Sao Paulo bus rapid transit system

BRT ABC is a future bus rapid transit (BRT) system for the southwest Greater São Paulo as a successor of the São Paulo Metro Line 18-Bronze monorail project, cancelled in 2019 by governor João Doria.

==Characteristics==
The system will have 82 battery electric buses distributed in 3 different lines of same route, but with different services. The local line will stop by all of the 20 stations and 3 terminals, with medium speed of 19 km/h and headway of 4 minutes during peak hours. The semi-express line will attend the 3 terminals and 5 interest stations with medium speed of 23 km/h and headway of 3 minutes during peak hours. The express line will only attend the 3 terminals with headway of 8 minutes and medium speed of 25 km/h.

==History==
In May 2021, the construction was announced to begin in September 2021. The first stretch would start operating after the second half of 2022.

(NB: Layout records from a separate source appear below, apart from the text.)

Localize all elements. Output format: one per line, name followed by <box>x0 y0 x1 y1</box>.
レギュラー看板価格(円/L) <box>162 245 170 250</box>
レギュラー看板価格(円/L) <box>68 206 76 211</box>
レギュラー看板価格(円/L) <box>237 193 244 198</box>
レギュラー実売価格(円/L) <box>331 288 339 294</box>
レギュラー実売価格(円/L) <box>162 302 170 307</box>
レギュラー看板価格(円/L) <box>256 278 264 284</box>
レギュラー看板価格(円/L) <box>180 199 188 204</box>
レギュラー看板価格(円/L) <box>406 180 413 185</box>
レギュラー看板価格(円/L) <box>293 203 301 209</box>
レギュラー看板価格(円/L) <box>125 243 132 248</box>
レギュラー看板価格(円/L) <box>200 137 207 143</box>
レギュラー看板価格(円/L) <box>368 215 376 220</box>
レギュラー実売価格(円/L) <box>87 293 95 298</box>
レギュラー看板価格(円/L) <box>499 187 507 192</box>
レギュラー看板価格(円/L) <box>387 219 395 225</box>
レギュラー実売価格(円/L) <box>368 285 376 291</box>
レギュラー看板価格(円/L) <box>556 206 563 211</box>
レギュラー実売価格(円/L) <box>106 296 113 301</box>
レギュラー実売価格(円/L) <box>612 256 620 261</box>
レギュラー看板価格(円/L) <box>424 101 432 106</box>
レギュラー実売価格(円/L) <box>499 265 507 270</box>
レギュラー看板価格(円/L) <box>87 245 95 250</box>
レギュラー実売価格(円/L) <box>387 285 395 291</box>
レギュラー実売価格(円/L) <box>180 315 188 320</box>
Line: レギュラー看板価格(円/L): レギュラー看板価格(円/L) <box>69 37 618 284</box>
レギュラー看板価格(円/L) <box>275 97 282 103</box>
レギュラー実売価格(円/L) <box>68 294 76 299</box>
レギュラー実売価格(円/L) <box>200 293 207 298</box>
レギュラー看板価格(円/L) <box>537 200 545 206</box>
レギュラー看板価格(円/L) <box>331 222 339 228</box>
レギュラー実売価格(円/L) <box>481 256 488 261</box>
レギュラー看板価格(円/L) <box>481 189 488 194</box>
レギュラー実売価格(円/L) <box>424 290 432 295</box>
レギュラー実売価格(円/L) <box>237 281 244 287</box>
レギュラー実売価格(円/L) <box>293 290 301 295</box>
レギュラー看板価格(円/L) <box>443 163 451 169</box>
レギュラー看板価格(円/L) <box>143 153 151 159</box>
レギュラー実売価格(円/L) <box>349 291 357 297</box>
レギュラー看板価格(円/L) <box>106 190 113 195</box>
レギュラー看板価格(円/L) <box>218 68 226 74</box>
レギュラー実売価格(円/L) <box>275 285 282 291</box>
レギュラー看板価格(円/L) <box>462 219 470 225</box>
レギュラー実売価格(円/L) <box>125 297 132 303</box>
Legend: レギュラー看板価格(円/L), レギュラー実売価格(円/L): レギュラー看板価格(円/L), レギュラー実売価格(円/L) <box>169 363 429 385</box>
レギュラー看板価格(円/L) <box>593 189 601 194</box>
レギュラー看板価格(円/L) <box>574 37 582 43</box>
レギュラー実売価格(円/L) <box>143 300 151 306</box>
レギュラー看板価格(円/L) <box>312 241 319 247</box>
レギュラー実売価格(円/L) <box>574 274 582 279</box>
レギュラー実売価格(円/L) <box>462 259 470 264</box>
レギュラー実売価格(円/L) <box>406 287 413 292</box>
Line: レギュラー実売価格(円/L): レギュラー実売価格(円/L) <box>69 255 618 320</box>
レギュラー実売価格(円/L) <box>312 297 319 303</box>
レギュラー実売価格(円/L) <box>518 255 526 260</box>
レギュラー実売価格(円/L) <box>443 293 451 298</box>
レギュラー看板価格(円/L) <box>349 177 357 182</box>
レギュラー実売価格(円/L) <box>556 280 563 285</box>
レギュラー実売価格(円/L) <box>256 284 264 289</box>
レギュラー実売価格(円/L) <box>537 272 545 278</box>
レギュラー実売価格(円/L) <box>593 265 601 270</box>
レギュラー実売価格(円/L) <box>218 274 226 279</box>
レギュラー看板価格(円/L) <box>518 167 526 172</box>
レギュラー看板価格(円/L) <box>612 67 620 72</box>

On 10 June 2021, desembargador Marrey Uint, from the Court of Justice of São Paulo, suspended, through a temporary lawsuit, the prorogation of Metra's concession alleging, among other reasons, that the period would be beyond the allowed limit (total of 35 years) and the extra permission to operate the 85 lines of intermunicipal buses of the Greater ABC and the construction of the system wouldn't exempt company contract through a bidding process.